ROBOCOP 3 (1993)
Reviewed by Jerry Saravia
Paul Verhoeven's original, dazzling "Robocop" was a superviolent action marvel of a movie, perhaps one of the earliest antecedents of Christopher Nolan's own "Dark Knight" trilogy two and a half decades later. It was entertaining, tough as nails and had a satirical view of the future. The 1990 sequel was a disaster, sacrificing humor and any level of satire for far more graphic violence and little of what made Robocop tick. Fred Dekker takes on the directing reigns for number three, and the results are mixed, dour and diluted at best.The near-bankrupt city of Detroit is about to become Delta City, which means revamping old neighborhoods and forcing people to evacuate to camps. A resistance group has formed and wants to fight back against the New Rehabs, an elite police unit created by OCP (Omni Consumer Products). There is some business here about a lost child (who is a whiz with hacking into computers and robots) who loses his parents during the liquidation of citizens. Robocop (now played by Robert Burke) develops emotions and deliberately fights back against the OCP (who created him in the first place) by joining the resistance!
There is some untapped potential here, especially with dramatizing how corporations can own everything and assume all citizens will do their bidding. In fact, some of this quite prescient in 2014. Alas, the idea is prescient but the execution is ill-defined. The filmmakers never spend much time with the resistance group (how can you curtail CCH Pounder's character, easily the most interesting character in the entire movie?) and spend even less time with Robocop, particularly his emotions that come to the surface (for newbies, he was once a cop named Murphy). Nancy Allen, reprising her role as Murphys' cop partner for the third time, is in it for a paycheck when she exits rather early in the proceedings.
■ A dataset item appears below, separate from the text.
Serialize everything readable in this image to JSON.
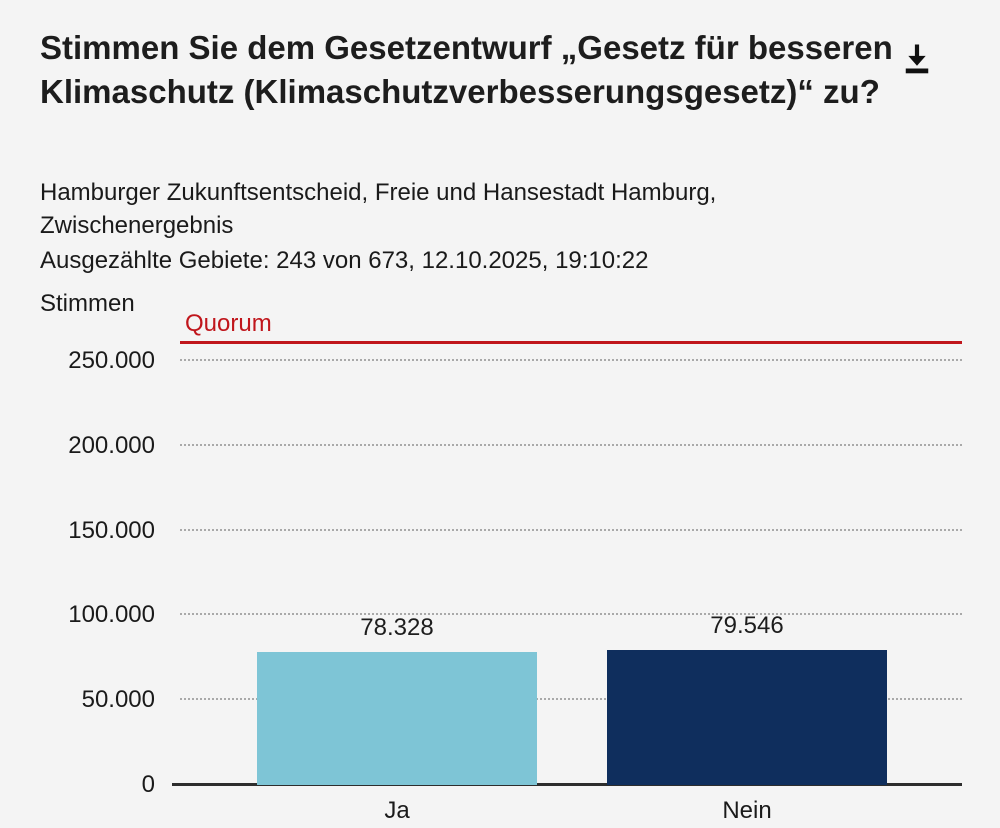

Mostly we get scenes of a Japanese businessman (Mako) who may or may not be evil - he sends ninja androids to counter any opposition and they both eventually go mano-a-mano with Robocop. One of these ninja androids smokes! Little color or variety is allowed for the resistance group - when we see them at work preparing to fight the cops, it isn't long before an action scene develops that comes out of nowhere. The filmmakers never take a moment to invest in this motley crew.
"Robocop 3" is busy with many characters and subplots (Rip Torn comes off best as a OCP President) but it never develops them into a coherent screenplay and logic is thrown out the window early on. Co-written by Dekker and Dark Knight comic-book writer Frank Miller (his contributions are clearly truncated), the PG-13 sensibility is to draw a younger crowd to the chrome metal hero. Only problem is he, and the rest of the characters, are reduced to scrap metal parts in search of a movie.